Dataset: https://www.kaggle.com/datasets/brendanmiles/nyt-news-dataset-20082021

We perform text preprocessing of the news data. We are interested in the titles and abstracts of the news. 

In [1]:
import pandas as pd
import numpy as np
import string
from nltk.stem import WordNetLemmatizer
import contractions
from collections import Counter

In [2]:
wnl = WordNetLemmatizer()

In [3]:
df = pd.read_csv('NYT_Dataset.csv', index_col=0)

In [4]:
df = df[['title','abstract']].dropna()

In [5]:
punctuation = string.punctuation+'»«“”’'

In [6]:
def clean_doc(data):
    data = data.str.lower() # change to lower capital
    data =  data.str.replace('’s',' ')
    data = data.str.replace(r'[\d|\n]',' ') # remove digits
    data = data.apply(lambda x: contractions.fix(x)) # convert contractions into full form
    data = data.str.replace('[{}]'.format(punctuation), ' ') # remove punctuation
    data = data.fillna('') # fill 'nan' with ''
    data = data.apply(lambda x: x.split()) 
    data = data.apply(lambda x: [wnl.lemmatize(y) for y in x]) # Lemmatization
    data = data.apply(lambda x: ' '.join(x))
    return data

In [7]:
df['abstract'] = clean_doc(df['abstract'])

In [8]:
df['title'] = clean_doc(df['title'])

In [9]:
def word_count(data):
    length = []
    for i,txt in enumerate(data.tolist()):
        length.append(len(txt.split()))
    return length

We add "ssstarttt" at the start and "eeenddd" at the end of each title.

In [10]:
df['title'] = df['title'].apply(lambda x: 'ssstarttt ' + x + ' eeenddd')

In [11]:
length_abstract = word_count(df['abstract'])
length_title = word_count(df['title'])

In [12]:
np.percentile(length_abstract,99), np.percentile(length_title,99)

(47.0, 17.0)

Most of abstracts have about 50 words and most of titles have 20 words. 

In [13]:
def count_freq(data, min_freq=5):
    textlist = []
    for i in data.str.split():
        textlist += i

    count = Counter(textlist)
    count =  dict(count)

    count_rare = 0
    for key, value in count.items():
        if value < min_freq:
            count_rare += 1
    return count_rare, len(count.keys())

In [14]:
temp = pd.concat([df['abstract'], df['title']], axis=0)
num_rare, tot_num = count_freq(temp,3)

num_rare = number of rare words (below 3 occurrence in the dataset)
<br>
tot_num = total number of words

In [15]:
num_rare, tot_num, tot_num-num_rare

(25483, 50370, 24887)

There are 25000 words which are common words.

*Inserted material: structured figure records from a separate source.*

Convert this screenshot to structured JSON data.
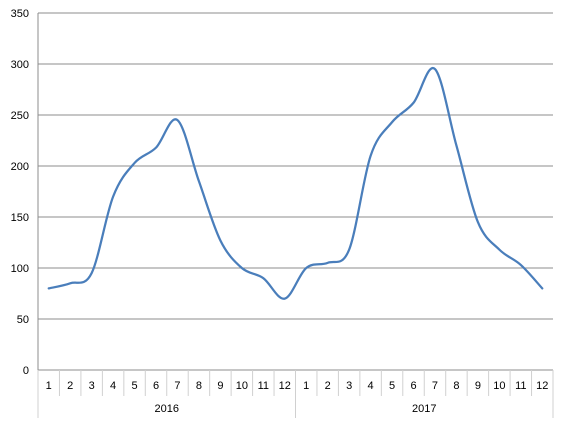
{
  "chart_data": {
    "type": "line",
    "title": "",
    "xlabel": "",
    "ylabel": "",
    "ylim": [
      0,
      350
    ],
    "yticks": [
      0,
      50,
      100,
      150,
      200,
      250,
      300,
      350
    ],
    "grid": "horizontal",
    "categories": [
      "1",
      "2",
      "3",
      "4",
      "5",
      "6",
      "7",
      "8",
      "9",
      "10",
      "11",
      "12",
      "1",
      "2",
      "3",
      "4",
      "5",
      "6",
      "7",
      "8",
      "9",
      "10",
      "11",
      "12"
    ],
    "groups": [
      {
        "label": "2016",
        "count": 12
      },
      {
        "label": "2017",
        "count": 12
      }
    ],
    "series": [
      {
        "values": [
          80,
          85,
          95,
          170,
          203,
          218,
          245,
          185,
          127,
          100,
          90,
          70,
          100,
          105,
          118,
          210,
          243,
          262,
          295,
          220,
          145,
          118,
          103,
          80
        ],
        "color": "#4a7ebb"
      }
    ]
  }
}
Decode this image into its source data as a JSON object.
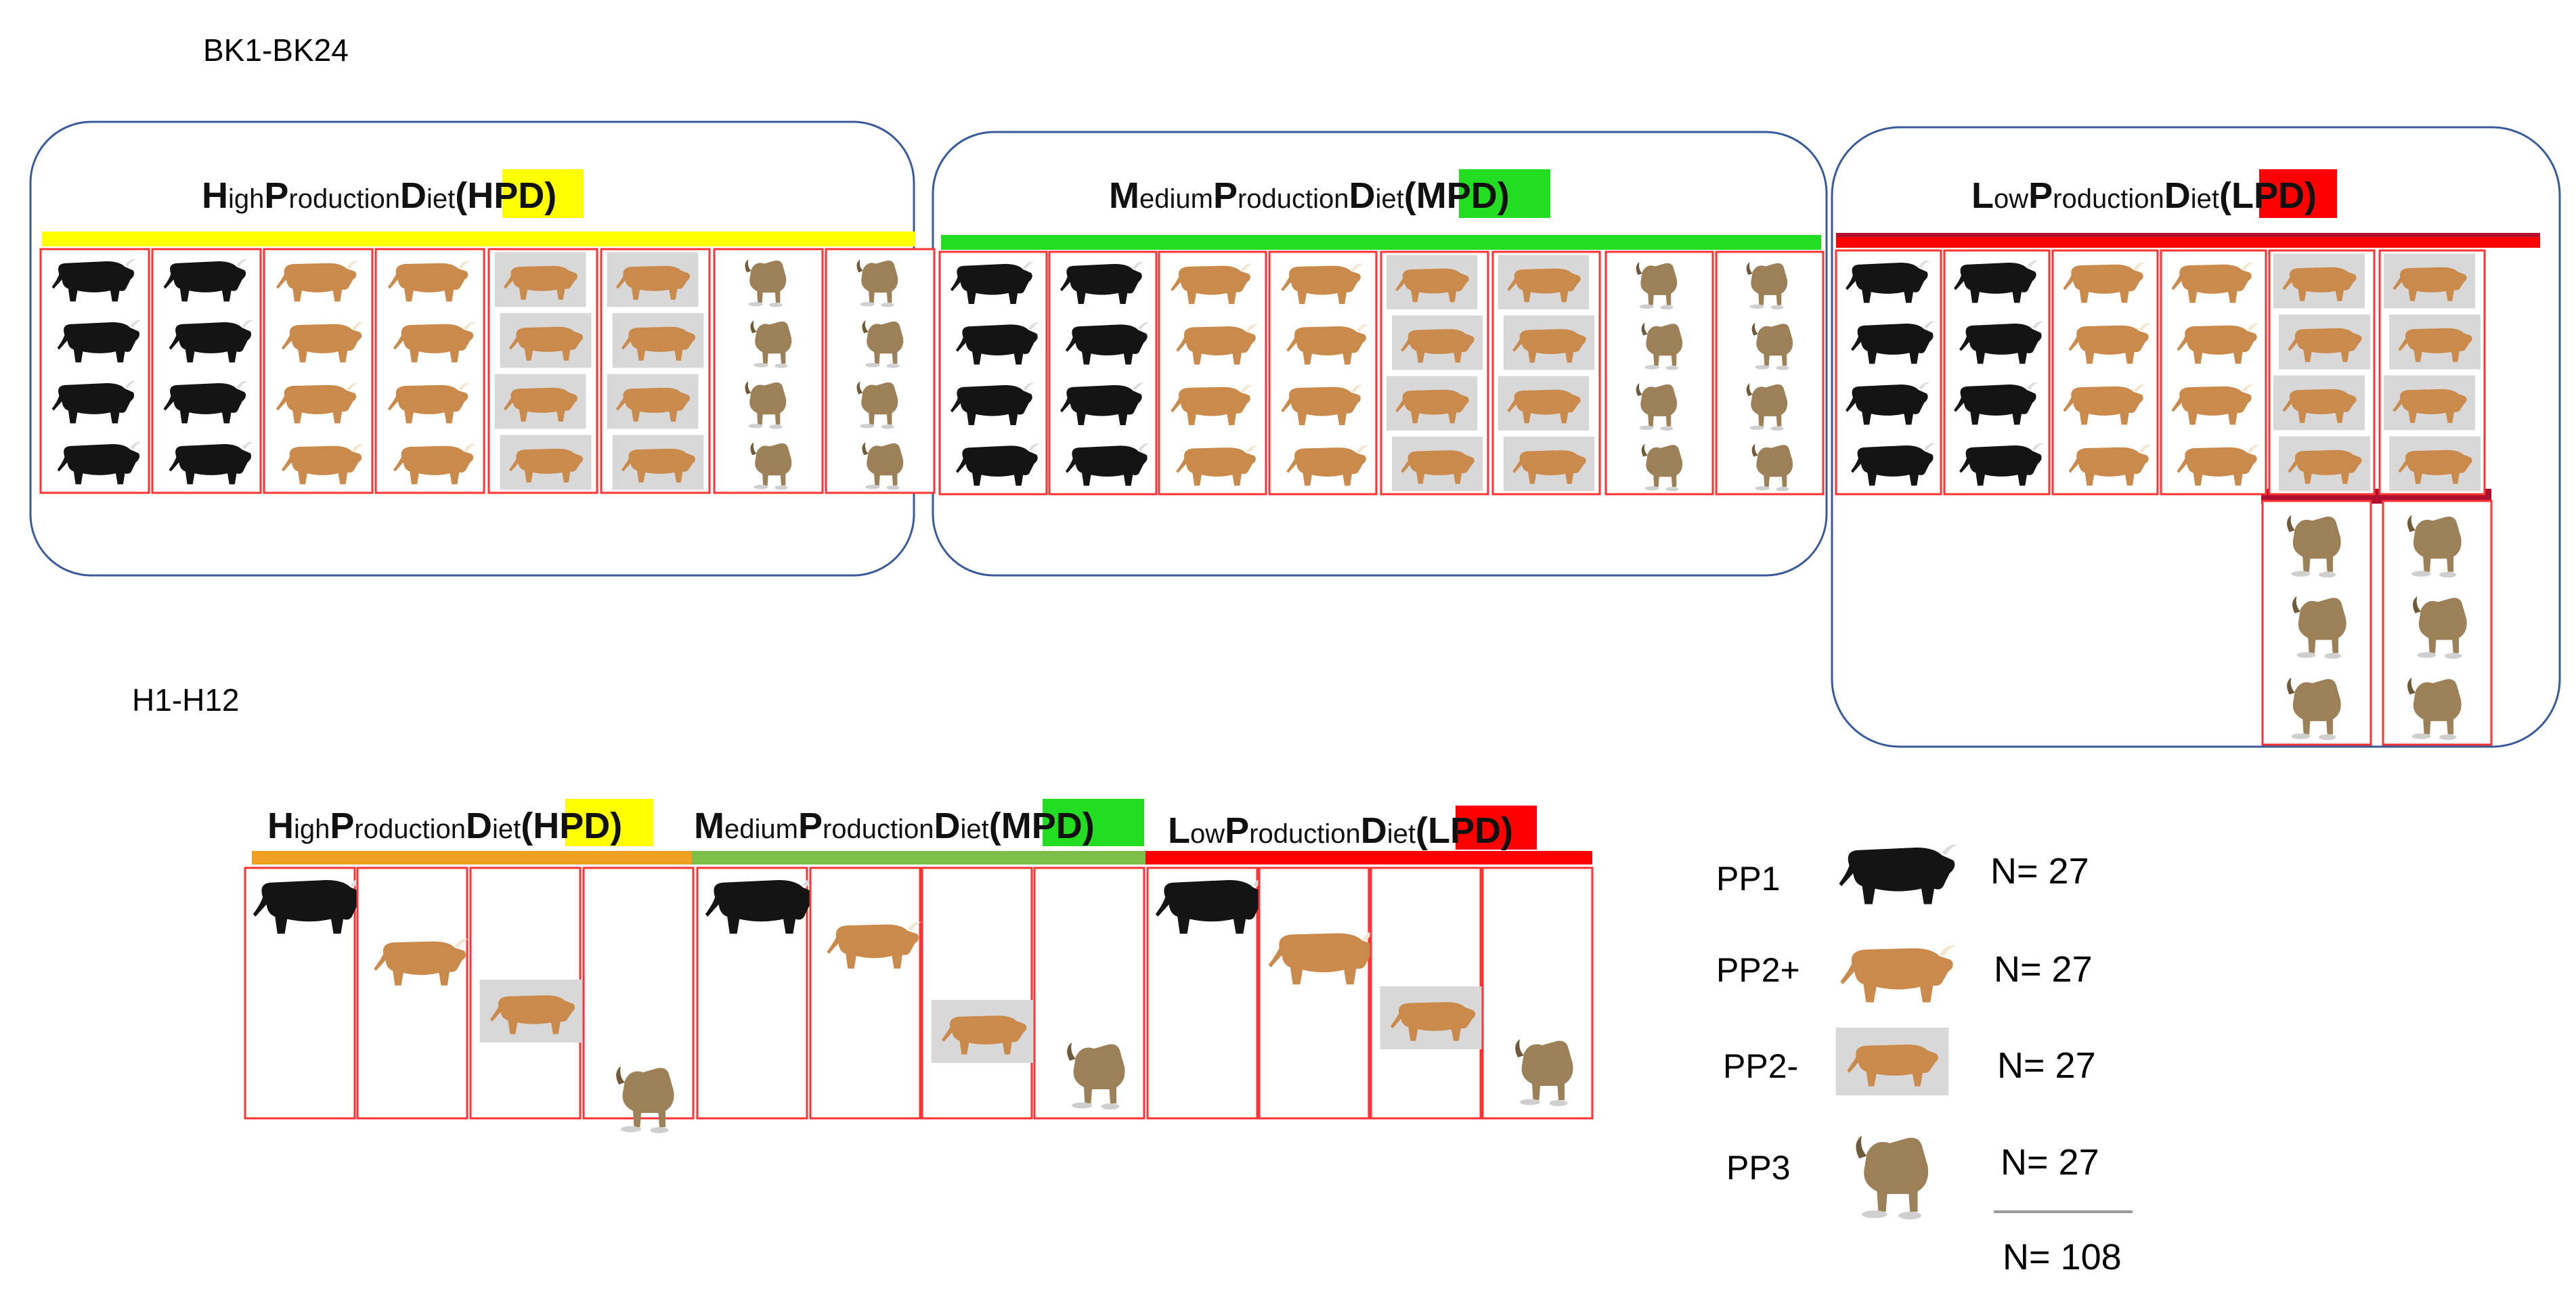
{
  "sections": {
    "bk": {
      "label": "BK1-BK24"
    },
    "h": {
      "label": "H1-H12"
    }
  },
  "diets": [
    {
      "id": "hpd",
      "w1": "H",
      "r1": "igh",
      "w2": "P",
      "r2": "roduction",
      "w3": "D",
      "r3": "iet",
      "open": "(",
      "abbr": "HPD",
      "close": ")",
      "color": "#ffff00"
    },
    {
      "id": "mpd",
      "w1": "M",
      "r1": "edium",
      "w2": "P",
      "r2": "roduction",
      "w3": "D",
      "r3": "iet",
      "open": "(",
      "abbr": "MPD",
      "close": ")",
      "color": "#22dd22"
    },
    {
      "id": "lpd",
      "w1": "L",
      "r1": "ow",
      "w2": "P",
      "r2": "roduction",
      "w3": "D",
      "r3": "iet",
      "open": "(",
      "abbr": "LPD",
      "close": ")",
      "color": "#ff0000"
    }
  ],
  "legend": {
    "items": [
      {
        "label": "PP1",
        "n": "N= 27",
        "icon": "black-bull-icon"
      },
      {
        "label": "PP2+",
        "n": "N= 27",
        "icon": "brown-bull-icon"
      },
      {
        "label": "PP2-",
        "n": "N= 27",
        "icon": "brown-bull-boxed-icon"
      },
      {
        "label": "PP3",
        "n": "N= 27",
        "icon": "brown-zebu-icon"
      }
    ],
    "total": "N= 108"
  },
  "colors": {
    "pp1": "#141414",
    "pp2plus": "#c98a4b",
    "pp2minus_bg": "#d8d8d8",
    "pp3": "#9c8058",
    "pen": "#ff3333",
    "group_border": "#3a5a9a",
    "hpd_bar_h": "#f0a020",
    "mpd_bar_h": "#7cc04a",
    "lpd_bar_dark": "#b01030"
  }
}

Split data into train, validation, test

In [16]:
def split_data(data, split=0.1):
    size = data.shape[0]
    split = int(size*(1-split))
    return data.iloc[:split], data.iloc[split:].reset_index(drop=True)

In [24]:
train, val = split_data(df, 0.05)

In [25]:
train, test = split_data(train, 0.1)

In [26]:
train = train.dropna()
val = val.dropna()
test = test.dropna()